All hell broke loose as John took a swing at the guy, connecting with his face. The football player grabbed John around the throat with one hand. I tried to get back onto my feet, and get between them before the big, dumb jock killed him. Kishani screamed and people began to look around.

The football player drew back his hand and let go with a jab. John managed to break free in time and the punch caught him in the shoulder.

Security staff were moving through the crowd towards them us. Not fast enough for my liking.

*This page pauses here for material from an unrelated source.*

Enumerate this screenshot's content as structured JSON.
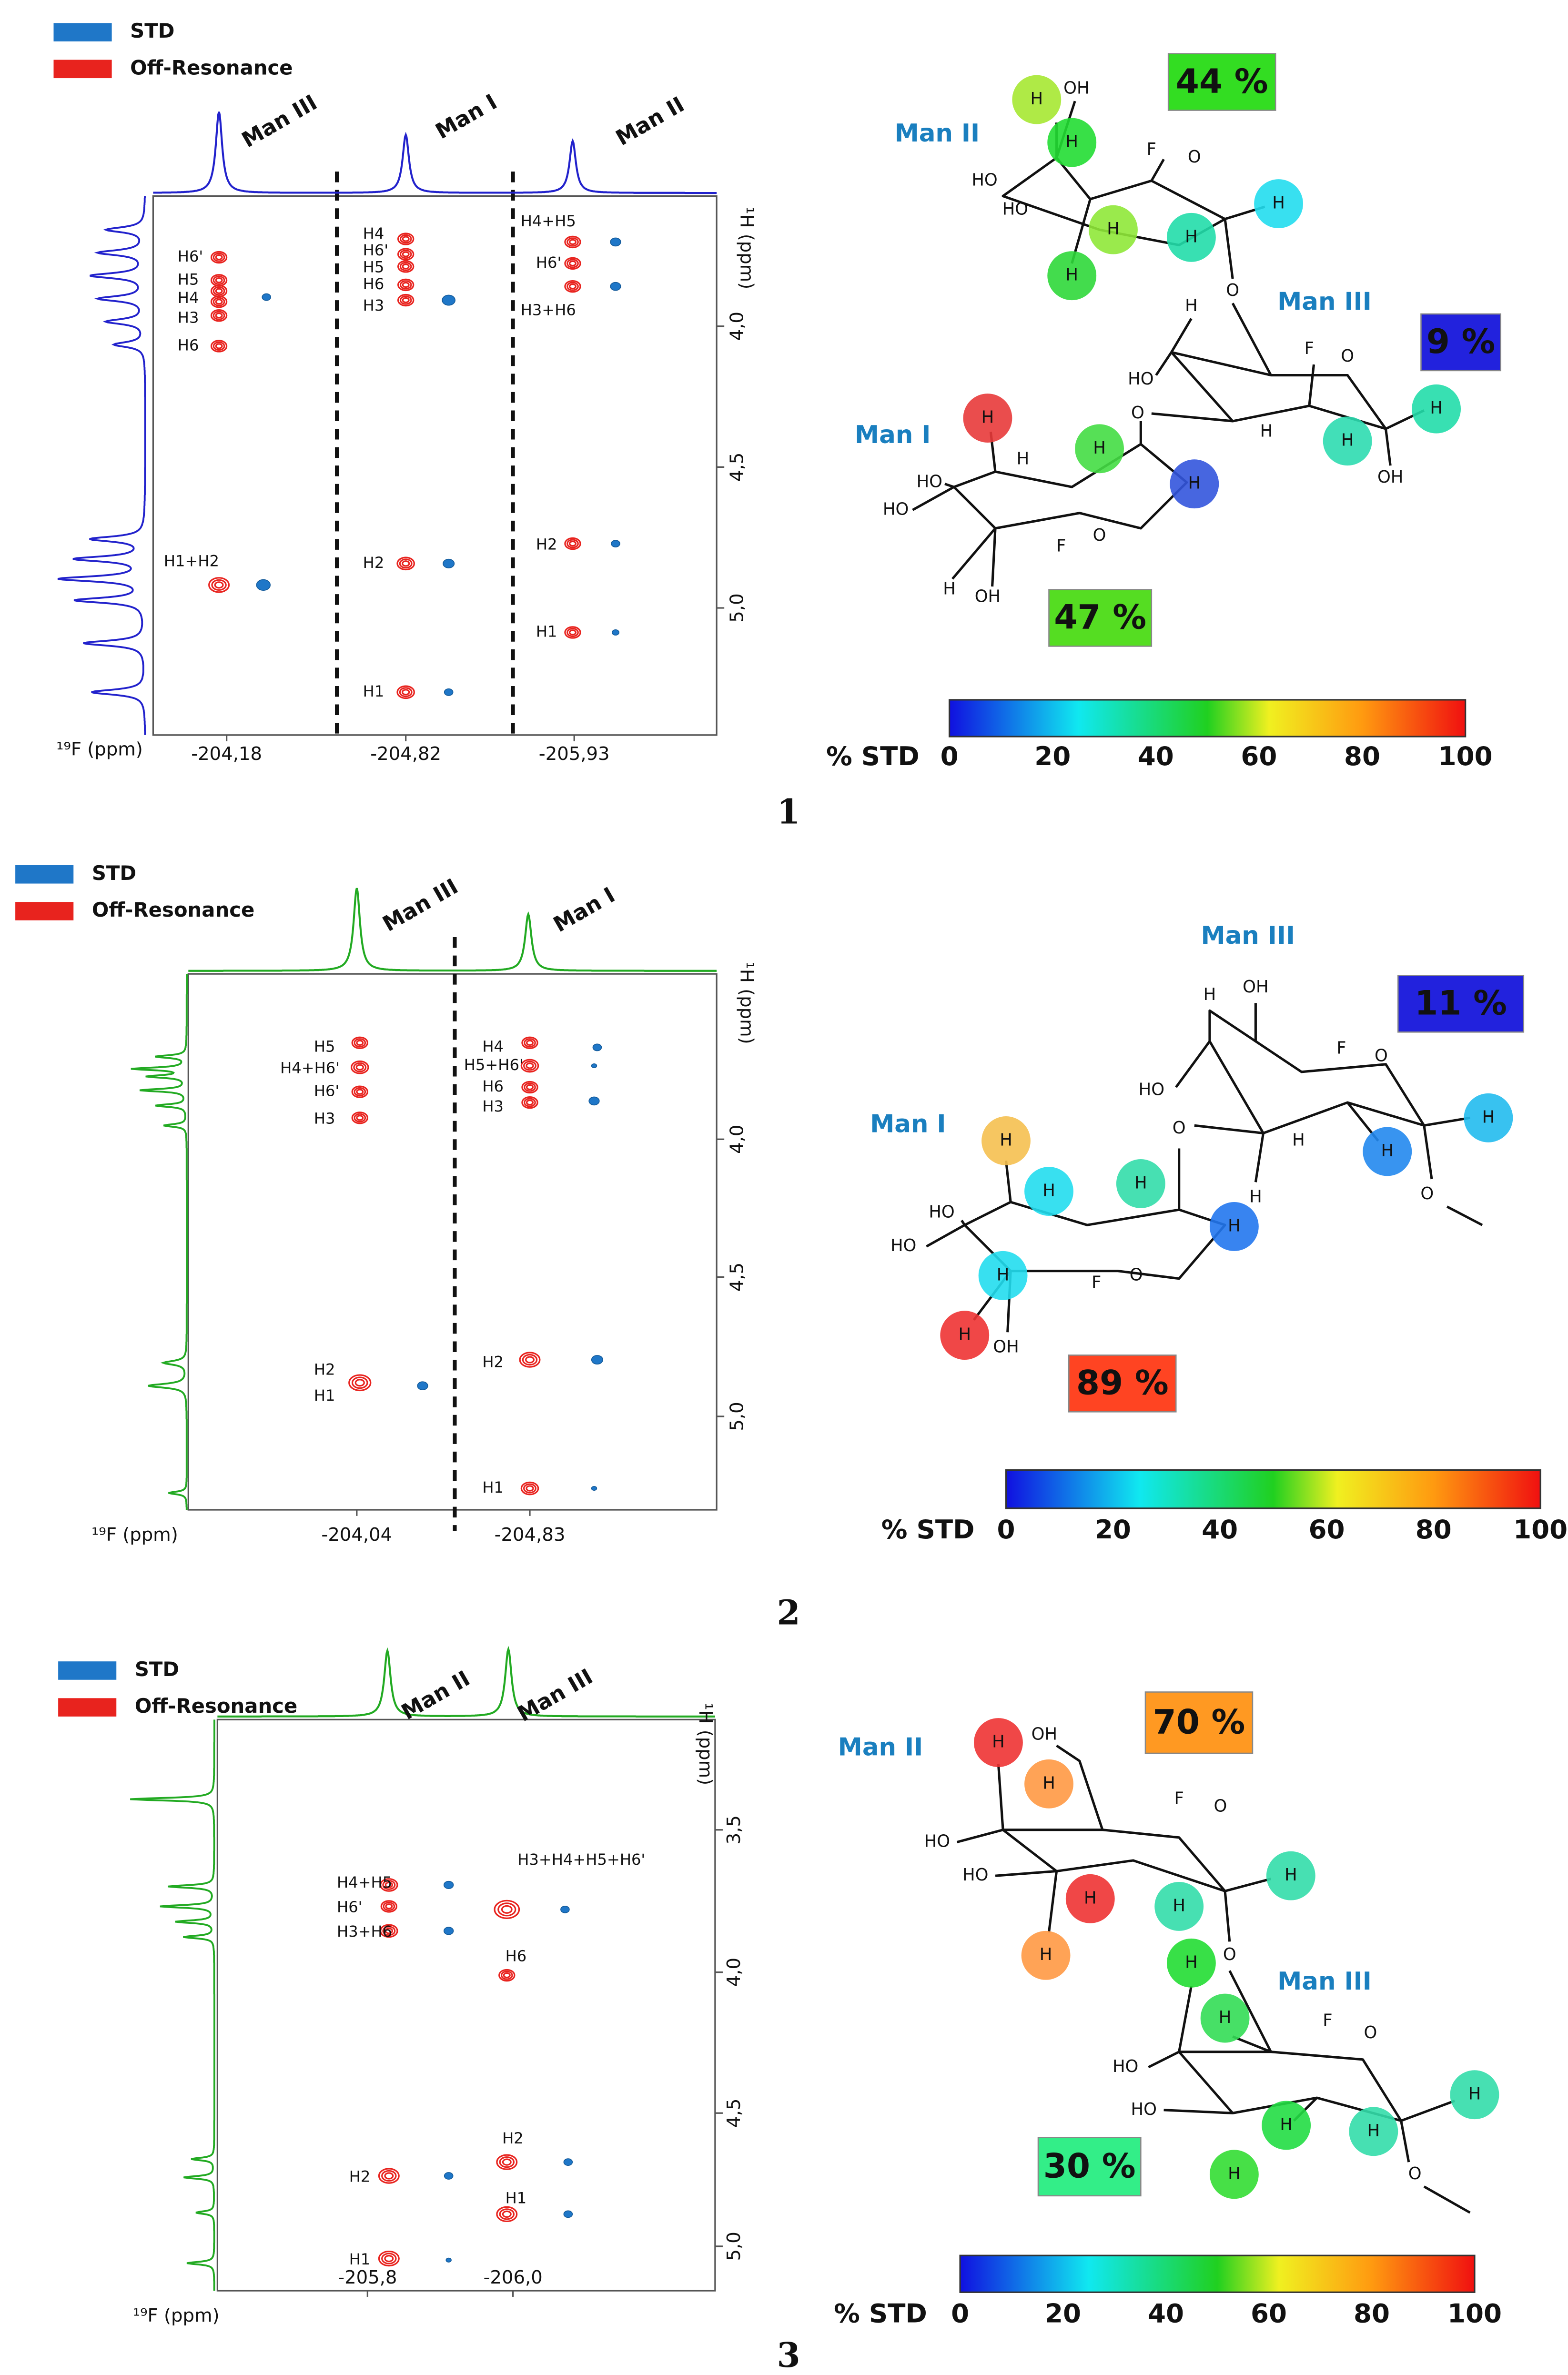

Next thing I knew, a guy’s hand appeared from nowhere and grabbed me by the arm, pulling me back onto my feet. I looked up to see the guy I had spoken to earlier, the older guy with the smile, Bentley. He stepped in between John and the football player. The football player was still bigger than him but it was much more of an even match.

The older guy held up open palms. “Let’s call it a tie.”

The football player stared blankly at him, but his hands fell back to his side. With a parting shot of “asshole”, he melted back into the crowd as two heavy security staff arrived on the scene. The older guy must have known them because he spoke to them for a few minutes as they eyed John, and then they left.

Bentley patted John on the shoulder. “You okay, bro?”

John nodded.

Bentley turned to us. “That guy,” he said, nodding in the direction of the retreating football player, “has his buddies with him. You might want to think about getting out of here, like now. He comes back with them and I’m not going to be able to stop them again.”

Kishani blew a stray lock of hair from her eyes. “That’s just great.”

“Party doesn’t have to be over,” the older guy said.

Kishani shot John a poisonous look, like the whole thing had been his fault. “Yeah, it kind of does. We won’t get into another club this late.”

Bentley smiled. “If you all want to hang out, I have a place up the coast. Right on the beach.”

We all traded looks. None of us wanted the night to end on this bum note. And if Bentley hadn’t shown up, John would have had his ass kicked.

“Why not?” Kishani said. “I mean, what the fuck, right?”